Judith Stern Peck, the author of Money and Meaning, states that couples and families can spend years avoiding the topic of money—simply not talking about it. Peck points out that couples and families relate to money with a complex set of value systems. And when it comes to talking about money, it is not uncommon for shame, fear, and guilt to rear their heads. The result is that couples often get lost in conflict and so lose sight of what they are attempting to communicate regarding money. In this way, couples have a hard time accessing, communicating, and sharing the deep insecurities about finances.
From Voicelessness to Open Dialogue
“It’s important for me to have an equal partnership with Chloe.” Says Samantha. She saw her father being the sole breadwinner and making all the major financial decisions for her family growing up. Her mother took a passive position in the decision-making arena. Samantha recalls that all money talk was done covertly, if at all.
Just like Samantha, an equal partnership is something Chloe wants. Chloe grew up in a home where both of her parents contributed financially to the household. Her parents, as far as she could tell, seem to have made decisions together (i.e., agreeing to a renovation of their home, vacation expenses, etc.). But, still, they rarely talked about money in front of their children. “I want to create a relationship where we both feel empowered. Talking about money was unprecedented. I never had a relationship before Samantha where I dared to talk about money. I, too, felt lots of fear about it. But, over time, I learned to communicate with Samantha about it.”
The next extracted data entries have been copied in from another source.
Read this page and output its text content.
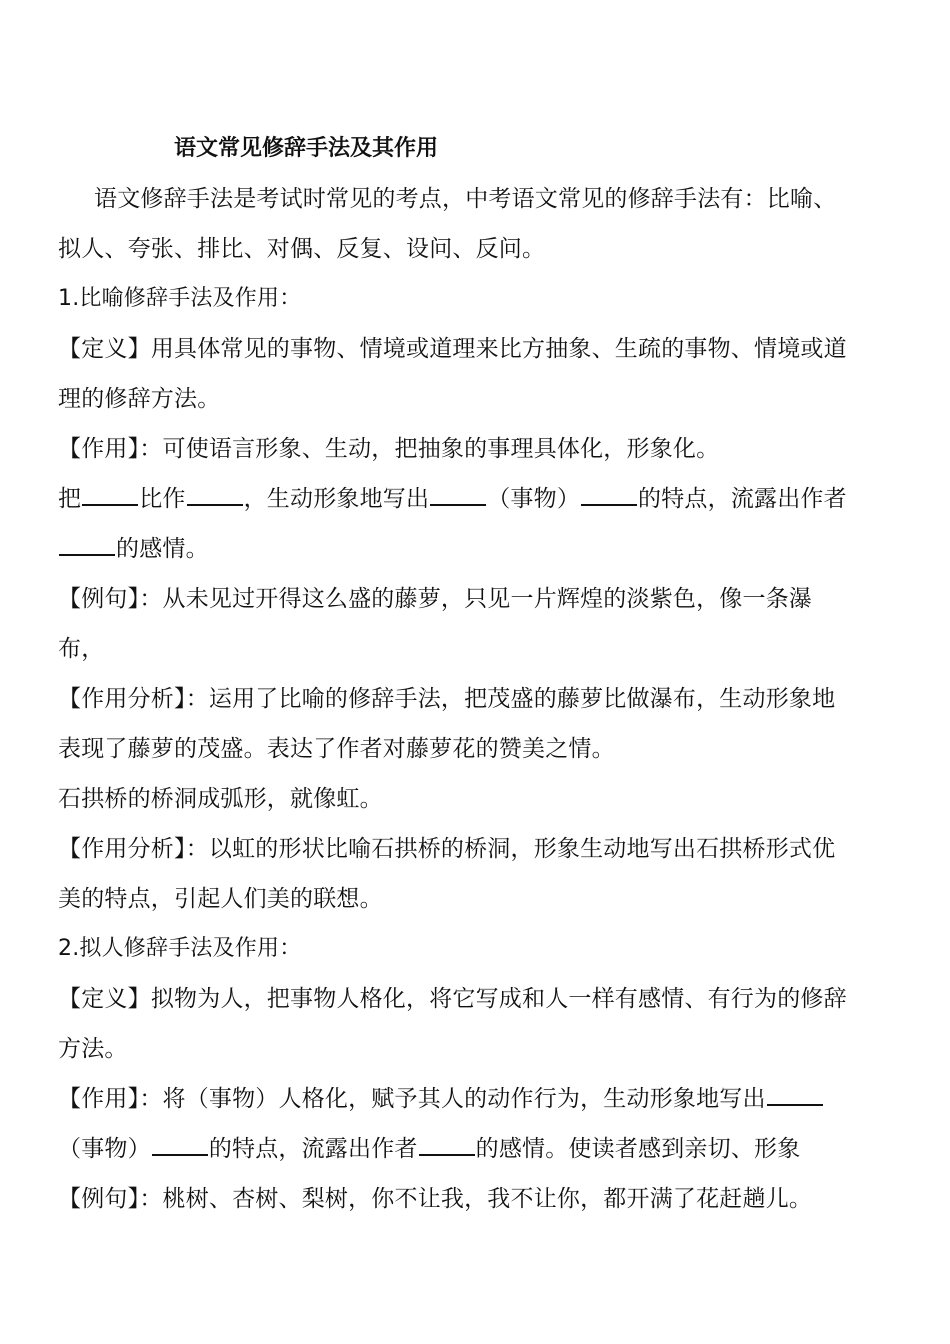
语文常见修辞手法及其作用

语文修辞手法是考试时常见的考点，中考语文常见的修辞手法有：比喻、拟人、夸张、排比、对偶、反复、设问、反问。

1.比喻修辞手法及作用：

【定义】用具体常见的事物、情境或道理来比方抽象、生疏的事物、情境或道理的修辞方法。

【作用】：可使语言形象、生动，把抽象的事理具体化，形象化。

把	比作	，生动形象地写出	（事物）	的特点，流露出作者的感情。

【例句】：从未见过开得这么盛的藤萝，只见一片辉煌的淡紫色，像一条瀑布，

【作用分析】：运用了比喻的修辞手法，把茂盛的藤萝比做瀑布，生动形象地表现了藤萝的茂盛。表达了作者对藤萝花的赞美之情。

石拱桥的桥洞成弧形，就像虹。

【作用分析】：以虹的形状比喻石拱桥的桥洞，形象生动地写出石拱桥形式优美的特点，引起人们美的联想。

2.拟人修辞手法及作用：

【定义】拟物为人，把事物人格化，将它写成和人一样有感情、有行为的修辞方法。

【作用】：将（事物）人格化，赋予其人的动作行为，生动形象地写出（事物）	的特点，流露出作者	的感情。使读者感到亲切、形象

【例句】：桃树、杏树、梨树，你不让我，我不让你，都开满了花赶趟儿。
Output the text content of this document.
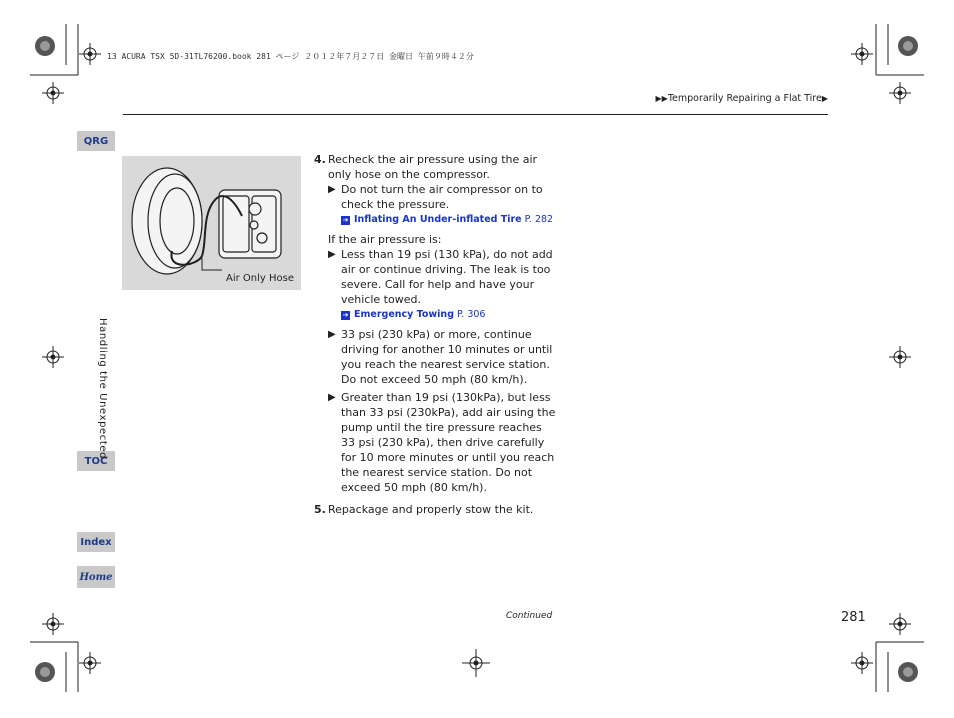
13 ACURA TSX 5D-31TL76200.book 281 ページ ２０１２年７月２７日 金曜日 午前９時４２分
▶▶Temporarily Repairing a Flat Tire▶
QRG
TOC
Index
Home
Handling the Unexpected
Air Only Hose
4. Recheck the air pressure using the air only hose on the compressor.
▶ Do not turn the air compressor on to check the pressure.
➔ Inflating An Under-inflated Tire P. 282

If the air pressure is:

▶ Less than 19 psi (130 kPa), do not add air or continue driving. The leak is too severe. Call for help and have your vehicle towed.
➔ Emergency Towing P. 306
▶ 33 psi (230 kPa) or more, continue driving for another 10 minutes or until you reach the nearest service station. Do not exceed 50 mph (80 km/h).
▶ Greater than 19 psi (130kPa), but less than 33 psi (230kPa), add air using the pump until the tire pressure reaches 33 psi (230 kPa), then drive carefully for 10 more minutes or until you reach the nearest service station. Do not exceed 50 mph (80 km/h).
5. Repackage and properly stow the kit.
Continued	281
Sharing financial resources means collaboration, equal partnership, and intimacy
“I realized that I really did not know how to collaboratively manage money,” says Chloe, “and making money-related decisions with a partner can still feel very awkward at times. But doing this feels very liberating and empowering.”
Samantha says that she spent much of her life putting great emphasis on saving and being thrifty. “I can say that I am good at watching my expenses,” she says. “But I also learned that I can be overly self-critical about fluctuations in my business. In contrast, Chloe is great at looking at our finance from a macro-level. She thinks that all businesses have ups and downs and, when it slows down, I can put spare time into areas of my business that get overlooked when I am busy.”
“Talking about money issues—how to spend it, how to earn it, how to save it, and how to invest it—has changed our relationship,” says Chloe. “It’s funny,” responds Samantha. "We schedule regular meetings to talk about money, and sometimes that feels as intimate as anything else we do."